Kevin J. Beaty/Denverite
Lisa Calderón speaks to press about her first Latino Scorecard for Mayor Mike Johnston, in which she gave the city a D grade according to her group's rubric of issues and recommendations. Nov. 29, 2023.

Johnston told reporters after the meeting with LUNA that his team is looking at all the boards and commissions.

“I had not heard that concern before,” he said, “so that's a new question here that hadn't been on our previous conversations.”

The issue carries significant meaning for Calderón, who narrowly finished third in the mayor’s race, and later endorsed Johnston. She initially called for Friednash to resign this summer.

Calderón once ran the city’s reentry programs, rehabilitating inmates. Incarcerated people have very high smoking rates. So she said they offered a course on tobacco cessation, with information about how the industry targeted Black and Latino communities, “that it wasn't an accident, that this was a deliberate effort to sell a product that was harmful to them.”

Calderón identifies as Afro-Latina. She said the hospital, which cares for a quarter of Denver’s population annually and a third of metro-area children, served her and her family when she was growing up. 

“And those are the same folks who are the consumers of Denver Health Services,” said Calderón. “I just find it unfathomable and I don't believe them when they say there was no conflict.”

Hancock defended the move and said that it was not a conflict. So did Denver Health’s board chair. 

When asked about Friednash now stepping away from lobbying for Altria, Calderón said it’s not enough. 

"'Formally removing himself’ doesn't remove his years of enabling big tobacco's pipeline of harmful products directly into our communities, especially younger generations,” she said. “Instead, the most responsible thing that he can do, considering the damage done to our communities, is to resign and allow his seat to go to a healthcare provider or community advocate who has the best interest of our people at heart.”

John Daley/CPR News
Dr. Johnny Johnson is an OBGYN and president of the Mile High Medical Society, the Colorado chapter of a national doctor’s group that promotes the interests of physicians and patients of African descent. He also served on the Denver Health board of directors for 12 years.

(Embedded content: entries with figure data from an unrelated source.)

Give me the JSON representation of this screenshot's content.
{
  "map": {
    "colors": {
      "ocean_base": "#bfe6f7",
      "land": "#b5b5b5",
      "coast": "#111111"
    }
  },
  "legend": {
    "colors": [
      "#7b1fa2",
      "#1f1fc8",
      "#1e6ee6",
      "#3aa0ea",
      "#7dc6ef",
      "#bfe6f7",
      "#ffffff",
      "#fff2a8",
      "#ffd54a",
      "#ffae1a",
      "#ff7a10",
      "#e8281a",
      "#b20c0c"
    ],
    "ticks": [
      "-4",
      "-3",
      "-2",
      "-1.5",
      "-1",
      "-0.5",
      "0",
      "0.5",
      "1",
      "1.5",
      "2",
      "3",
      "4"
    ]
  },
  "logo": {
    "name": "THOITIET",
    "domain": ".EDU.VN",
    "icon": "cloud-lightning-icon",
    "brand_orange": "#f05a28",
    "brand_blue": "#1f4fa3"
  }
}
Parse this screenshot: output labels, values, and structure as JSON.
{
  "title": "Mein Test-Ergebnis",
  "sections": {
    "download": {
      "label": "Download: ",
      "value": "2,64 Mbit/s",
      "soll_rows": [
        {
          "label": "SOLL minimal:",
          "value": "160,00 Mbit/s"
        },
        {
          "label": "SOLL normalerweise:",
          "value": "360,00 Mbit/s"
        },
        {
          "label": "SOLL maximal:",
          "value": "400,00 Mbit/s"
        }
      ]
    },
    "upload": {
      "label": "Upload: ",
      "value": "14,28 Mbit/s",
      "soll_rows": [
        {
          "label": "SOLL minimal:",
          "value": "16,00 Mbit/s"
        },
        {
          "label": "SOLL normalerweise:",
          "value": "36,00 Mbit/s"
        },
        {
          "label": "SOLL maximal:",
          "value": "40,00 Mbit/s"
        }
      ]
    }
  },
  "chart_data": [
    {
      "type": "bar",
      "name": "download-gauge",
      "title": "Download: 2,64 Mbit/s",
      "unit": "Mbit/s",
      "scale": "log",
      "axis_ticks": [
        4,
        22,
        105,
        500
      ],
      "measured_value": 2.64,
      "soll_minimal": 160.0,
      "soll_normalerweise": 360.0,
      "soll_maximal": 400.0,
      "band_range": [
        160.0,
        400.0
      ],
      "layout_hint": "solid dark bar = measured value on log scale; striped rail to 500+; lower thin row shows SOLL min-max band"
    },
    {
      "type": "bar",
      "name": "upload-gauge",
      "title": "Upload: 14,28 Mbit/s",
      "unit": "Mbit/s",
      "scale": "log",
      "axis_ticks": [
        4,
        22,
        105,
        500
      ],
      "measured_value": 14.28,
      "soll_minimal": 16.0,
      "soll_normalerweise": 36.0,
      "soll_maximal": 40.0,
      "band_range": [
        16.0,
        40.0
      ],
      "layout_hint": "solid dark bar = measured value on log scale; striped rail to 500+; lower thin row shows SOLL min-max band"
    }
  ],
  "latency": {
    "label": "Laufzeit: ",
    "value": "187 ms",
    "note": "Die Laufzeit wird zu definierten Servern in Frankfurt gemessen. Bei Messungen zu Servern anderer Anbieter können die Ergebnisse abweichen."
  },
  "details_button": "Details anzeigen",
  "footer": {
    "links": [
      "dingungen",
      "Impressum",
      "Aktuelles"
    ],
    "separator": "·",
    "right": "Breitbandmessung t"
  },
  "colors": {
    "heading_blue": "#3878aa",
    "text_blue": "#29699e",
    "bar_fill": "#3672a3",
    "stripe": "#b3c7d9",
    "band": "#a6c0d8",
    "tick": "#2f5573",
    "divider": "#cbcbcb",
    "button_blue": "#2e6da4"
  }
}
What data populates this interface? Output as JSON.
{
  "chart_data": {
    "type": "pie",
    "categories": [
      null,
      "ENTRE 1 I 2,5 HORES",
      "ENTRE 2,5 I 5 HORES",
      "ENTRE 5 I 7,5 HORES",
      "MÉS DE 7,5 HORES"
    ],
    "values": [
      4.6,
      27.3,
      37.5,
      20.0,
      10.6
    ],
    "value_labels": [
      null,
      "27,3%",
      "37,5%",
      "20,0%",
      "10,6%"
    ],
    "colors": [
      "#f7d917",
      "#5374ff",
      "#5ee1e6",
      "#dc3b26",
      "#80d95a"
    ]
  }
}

Calderón isn’t the only one to say they’re uncomfortable with a board seat being filled with a tobacco lobbyist. 

Dr. Johnny Johnson is an OBGYN, a former member of the Denver Health board and president of the Mile High Medical Society. That’s the Colorado chapter of a national doctor’s group promoting the interests of physicians and patients of African descent. 

Tobacco is the leading cause of preventable death, said Johnson, and the impact is acutely felt by Black Coloradans and Denverites. 

Johnson said he’s baffled by the Friednash pick. 

“He should be removed from the board or he should step down. But he cannot represent the Denver Health community being a lobbyist,” Johnson said, “and promoting cigarettes.” 



Others expressing concern included employees of Denver Health, which in 2020 declared racism a public health crisis, committing itself “to addressing racism and the public health disparities caused by racism.”

“I don't think that this appointment is the most compatible with our mission,” said Paul Paratore, a pediatric clinical pharmacist, who works in pediatric and neonatal ICUs and in obstetrics. “I'm concerned just from the motivations and what his responsibility to the hospital and to Denver's public health is in general.” 

John Daley/CPR News
Paul Paratore, left, is a pediatric clinical pharmacist. Daniel Grosso is a certified nurse aide. Both work for Denver Health and are members of Denver Health Workers United, a union for frontline employees.

Those thoughts were echoed by Daniel Grosso, a certified nurse aide, working in the surgical ICU.

Grosso said Denver Health as an institution is all-in on tobacco cessation and prevention, with a smoke-free campus and online yearly education “promoting smoke-free lifestyles as much as possible.”

So to have a lobbyist who has represented tobacco “on our board, it seems kind of antithetical,” he said.